LONDON (FNS) -- Tesco here has moved to acquire the Scottish food retailer William Low & Co., the fifth-largest chain in Scotland, for about $310 million.
Tesco said the deal, if it goes through, would give it a significantly higher profile in Scotland, without adding retail space to existing capacity in that market. Low operates 45 stores in Scotland and 12 in northern England.
A bidding battle for Low is possible, however, as J. Sainsbury, London, requested from Low financial information that already had been provided to Tesco. Sainsbury, which received the information it requested in mid-July, said it was considering its options.
Financial analysts here said the move indicated Sainsbury might make a counterbid for Low. Sainsbury had negotiated unsuccessfully with Low about a potential takeover earlier this year.
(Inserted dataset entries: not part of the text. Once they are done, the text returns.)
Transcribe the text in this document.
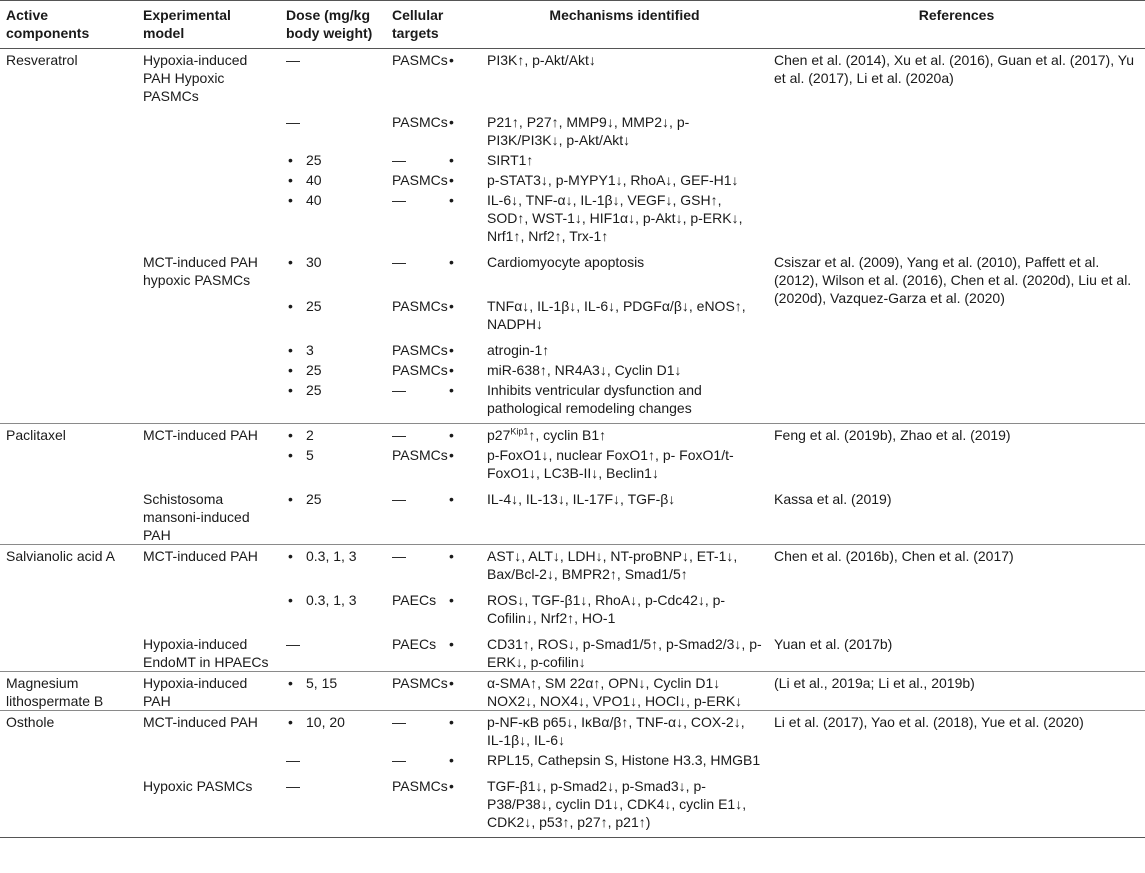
Active components	Experimental model	Dose (mg/kg body weight)	Cellular targets	Mechanisms identified	References
Resveratrol	Hypoxia-induced PAH Hypoxic PASMCs	—	PASMCs	•PI3K↑, p-Akt/Akt↓	Chen et al. (2014), Xu et al. (2016), Guan et al. (2017), Yu et al. (2017), Li et al. (2020a)
		—	PASMCs	•P21↑, P27↑, MMP9↓, MMP2↓, p-PI3K/PI3K↓, p-Akt/Akt↓
		• 25	—	•SIRT1↑
		• 40	PASMCs	•p-STAT3↓, p-MYPY1↓, RhoA↓, GEF-H1↓
		• 40	—	•IL-6↓, TNF-α↓, IL-1β↓, VEGF↓, GSH↑, SOD↑, WST-1↓, HIF1α↓, p-Akt↓, p-ERK↓, Nrf1↑, Nrf2↑, Trx-1↑
	MCT-induced PAH hypoxic PASMCs	• 30	—	•Cardiomyocyte apoptosis	Csiszar et al. (2009), Yang et al. (2010), Paffett et al. (2012), Wilson et al. (2016), Chen et al. (2020d), Liu et al. (2020d), Vazquez-Garza et al. (2020)
		• 25	PASMCs	•TNFα↓, IL-1β↓, IL-6↓, PDGFα/β↓, eNOS↑, NADPH↓
		• 3	PASMCs	•atrogin-1↑
		• 25	PASMCs	•miR-638↑, NR4A3↓, Cyclin D1↓
		• 25	—	•Inhibits ventricular dysfunction and pathological remodeling changes
Paclitaxel	MCT-induced PAH	•2	—	$•p27^{Kip1}↑$, cyclin B1↑	Feng et al. (2019b), Zhao et al. (2019)
		• 5	PASMCs	•p-FoxO1↓, nuclear FoxO1↑, p- FoxO1/t-FoxO1↓, LC3B-II↓, Beclin1↓
	Schistosoma mansoni-induced PAH	• 25	—	•IL-4↓, IL-13↓, IL-17F↓, TGF-β↓	Kassa et al. (2019)
Salvianolic acid A	MCT-induced PAH	•0.3, 1, 3	—	•AST↓, ALT↓, LDH↓, NT-proBNP↓, ET-1↓, Bax/Bcl-2↓, BMPR2↑, Smad1/5↑	Chen et al. (2016b), Chen et al. (2017)
		• 0.3, 1, 3	PAECs	•ROS↓, TGF-β1↓, RhoA↓, p-Cdc42↓, p-Cofilin↓, Nrf2↑, HO-1
	Hypoxia-induced EndoMT in HPAECs	—	PAECs	•CD31↑, ROS↓, p-Smad1/5↑, p-Smad2/3↓, p-ERK↓, p-cofilin↓	Yuan et al. (2017b)
Magnesium lithospermate B	Hypoxia-induced PAH	• 5, 15	PASMCs	•α-SMA↑, SM 22α↑, OPN↓, Cyclin D1↓ NOX2↓, NOX4↓, VPO1↓, HOCl↓, p-ERK↓	(Li et al., 2019a; Li et al., 2019b)
Osthole	MCT-induced PAH	•10, 20	—	•p-NF-κB p65↓, IκBα/β↑, TNF-α↓, COX-2↓, IL-1β↓, IL-6↓	Li et al. (2017), Yao et al. (2018), Yue et al. (2020)
		—	—	•RPL15, Cathepsin S, Histone H3.3, HMGB1
	Hypoxic PASMCs	—	PASMCs	•TGF-β1↓, p-Smad2↓, p-Smad3↓, p-P38/P38↓, cyclin D1↓, CDK4↓, cyclin E1↓, CDK2↓, p53↑, p27↑, p21↑)	
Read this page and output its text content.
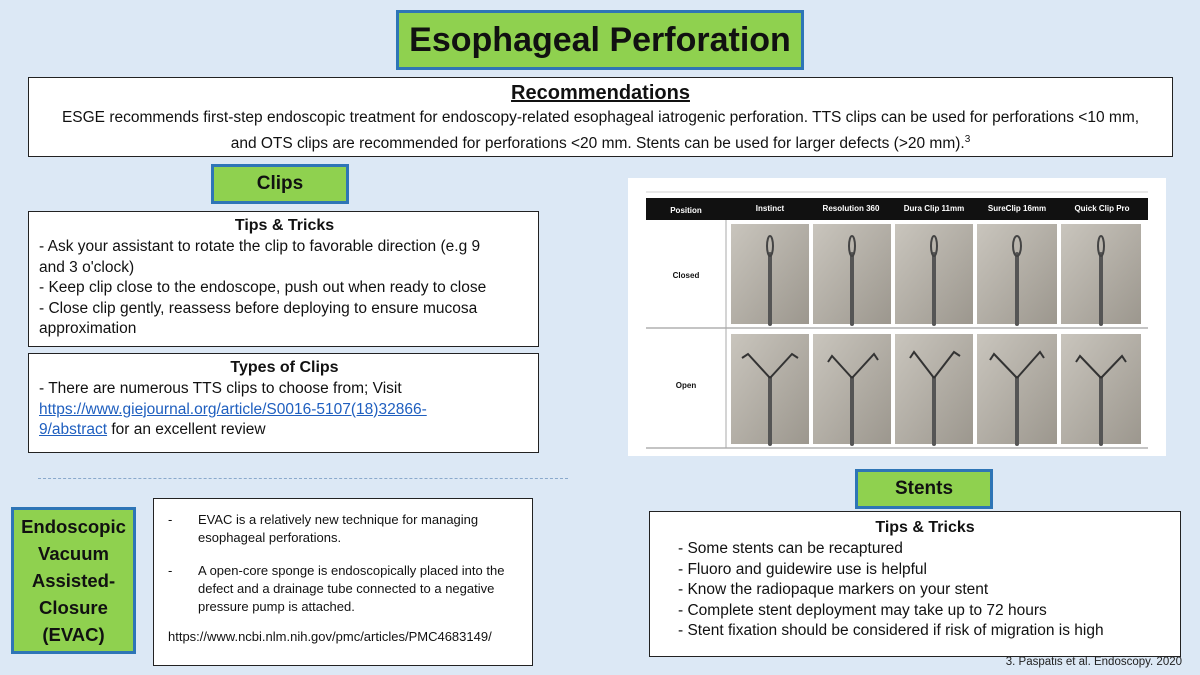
Esophageal Perforation
Recommendations
ESGE recommends first-step endoscopic treatment for endoscopy-related esophageal iatrogenic perforation. TTS clips can be used for perforations <10 mm,
and OTS clips are recommended for perforations <20 mm. Stents can be used for larger defects (>20 mm).$^3$
Clips
Tips & Tricks
- Ask your assistant to rotate the clip to favorable direction (e.g 9
and 3 o'clock)
- Keep clip close to the endoscope, push out when ready to close
- Close clip gently, reassess before deploying to ensure mucosa
approximation
Types of Clips
- There are numerous TTS clips to choose from; Visit
https://www.giejournal.org/article/S0016-5107(18)32866-
9/abstract for an excellent review
Endoscopic
Vacuum
Assisted-
Closure
(EVAC)
-	EVAC is a relatively new technique for managing esophageal perforations.
-	A open-core sponge is endoscopically placed into the defect and a drainage tube connected to a negative pressure pump is attached.
https://www.ncbi.nlm.nih.gov/pmc/articles/PMC4683149/
Position	Instinct	Resolution 360	Dura Clip 11mm	SureClip 16mm	Quick Clip Pro
Closed
Open
Stents
Tips & Tricks
- Some stents can be recaptured
- Fluoro and guidewire use is helpful
- Know the radiopaque markers on your stent
- Complete stent deployment may take up to 72 hours
- Stent fixation should be considered if risk of migration is high
3. Paspatis et al. Endoscopy. 2020
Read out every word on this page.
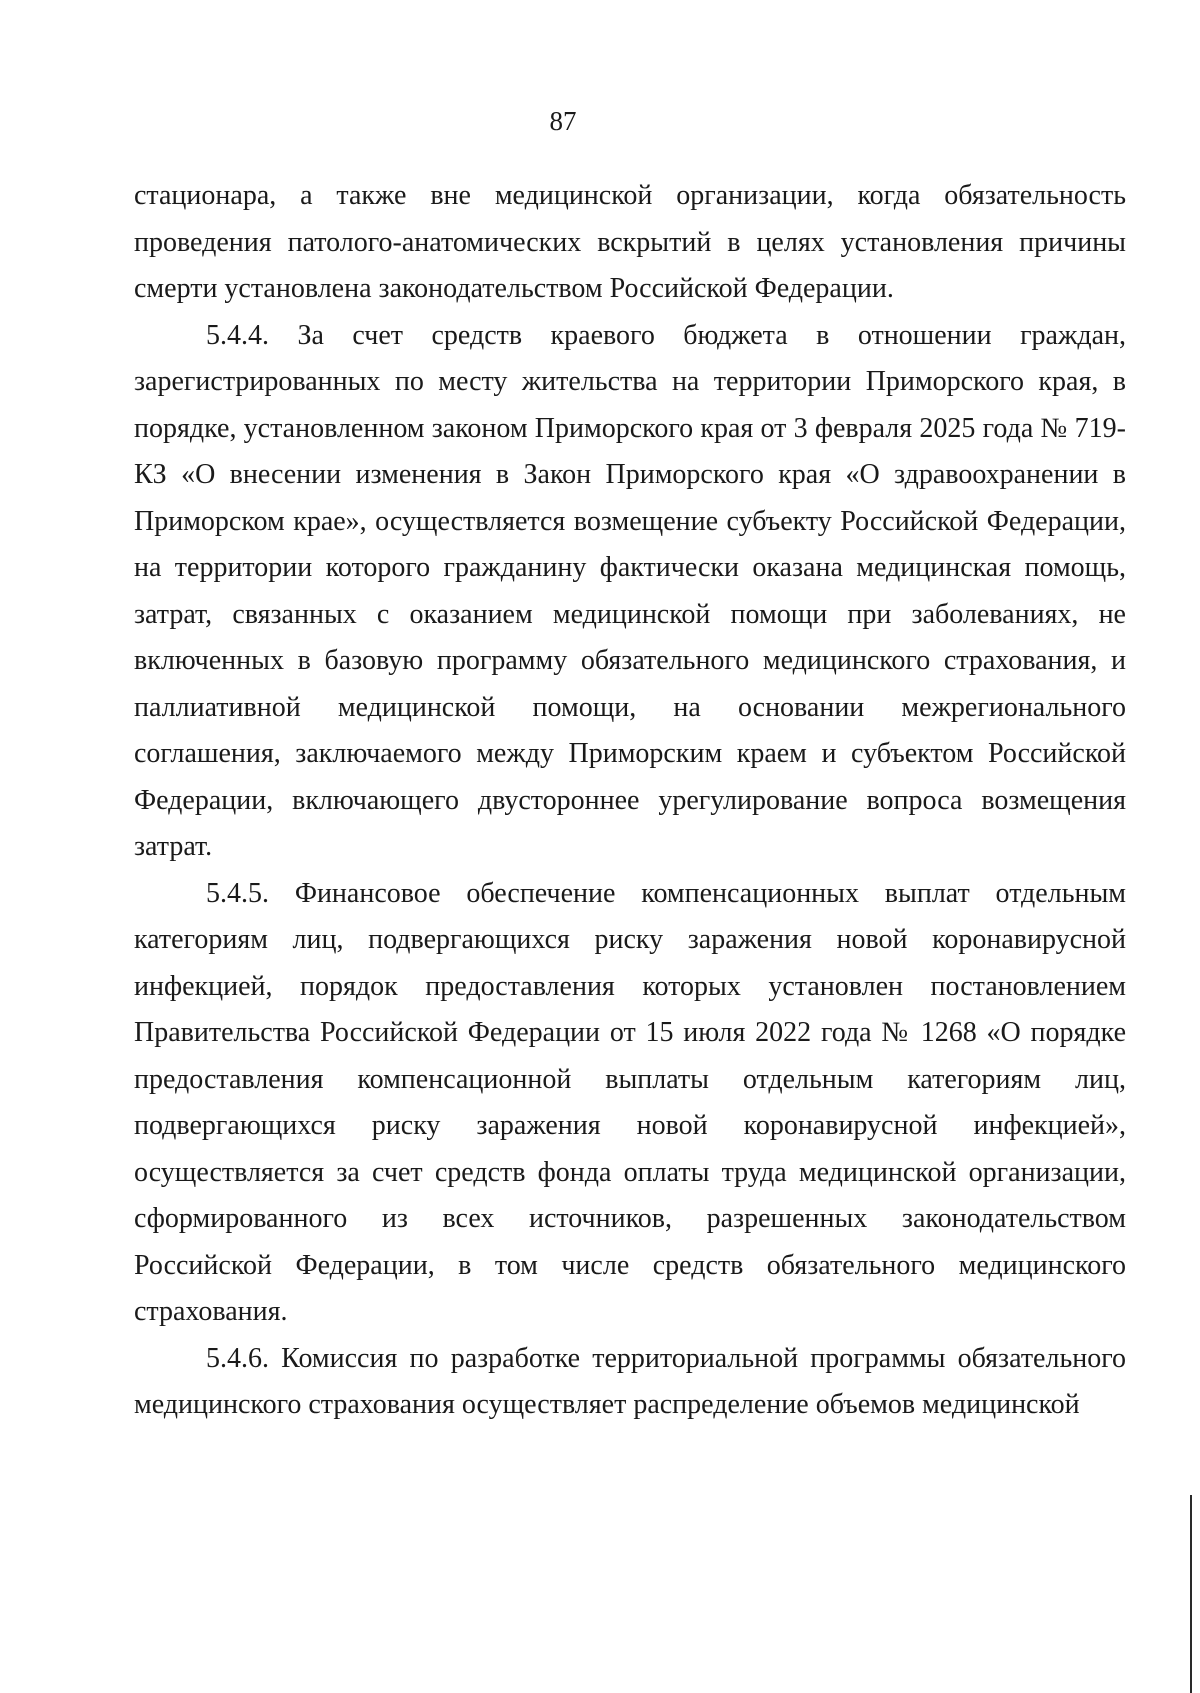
87

стационара, а также вне медицинской организации, когда обязательность проведения патолого-анатомических вскрытий в целях установления причины смерти установлена законодательством Российской Федерации.

5.4.4. За счет средств краевого бюджета в отношении граждан, зарегистрированных по месту жительства на территории Приморского края, в порядке, установленном законом Приморского края от 3 февраля 2025 года № 719-КЗ «О внесении изменения в Закон Приморского края «О здравоохранении в Приморском крае», осуществляется возмещение субъекту Российской Федерации, на территории которого гражданину фактически оказана медицинская помощь, затрат, связанных с оказанием медицинской помощи при заболеваниях, не включенных в базовую программу обязательного медицинского страхования, и паллиативной медицинской помощи, на основании межрегионального соглашения, заключаемого между Приморским краем и субъектом Российской Федерации, включающего двустороннее урегулирование вопроса возмещения затрат.

5.4.5. Финансовое обеспечение компенсационных выплат отдельным категориям лиц, подвергающихся риску заражения новой коронавирусной инфекцией, порядок предоставления которых установлен постановлением Правительства Российской Федерации от 15 июля 2022 года № 1268 «О порядке предоставления компенсационной выплаты отдельным категориям лиц, подвергающихся риску заражения новой коронавирусной инфекцией», осуществляется за счет средств фонда оплаты труда медицинской организации, сформированного из всех источников, разрешенных законодательством Российской Федерации, в том числе средств обязательного медицинского страхования.

5.4.6. Комиссия по разработке территориальной программы обязательного медицинского страхования осуществляет распределение объемов медицинской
Tesco and Sainsbury are eager to gain control of Low because of its strong position in Scotland, where it has 6.6% share of the market, analysts said.
Tesco opened the battle with an agreed-to offer of $240.2 million cash (about 154 million pounds at the exchange rate of $1.56 per pound) for the Low chain. It also would assume about $75 million of Low debt.
Low reported pretax profits of $32.9 million and sales of $697.3 million in the year ended Sept. 4.
Tesco also said it would spend about $55 million to re-banner and upgrade Low's stores if the deal is completed.
In Scotland, the market leader is Argyll, which operates the Safeway and Presto stores, with a 16% market share. Asda, with a 12.1% share, currently ranks second. A combined Low-Tesco operation, however, would likely move ahead of Asda to become the second-largest food retailer in Scotland, according to reports.
Tesco and Sainsbury, the United Kingdom's two largest food retailers, have a limited presence in Scotland. Sainsbury moved into Scotland in 1992 and operates four stores there, three supermarkets and one hypermarket. Tesco operates 16 stores in Scotland.
Analysts said the major food retailers are searching for new ways to expand their operations. The market in Great Britain has become increasingly competitive, which has put pressure on margins, and the government is adopting tougher rules on store-development projects.
The potential bidding war over Low could mark a new stage in British food retailing as the leading chains turn their attention away from organic expansion toward acquisitions of smaller retailers, the analysts said.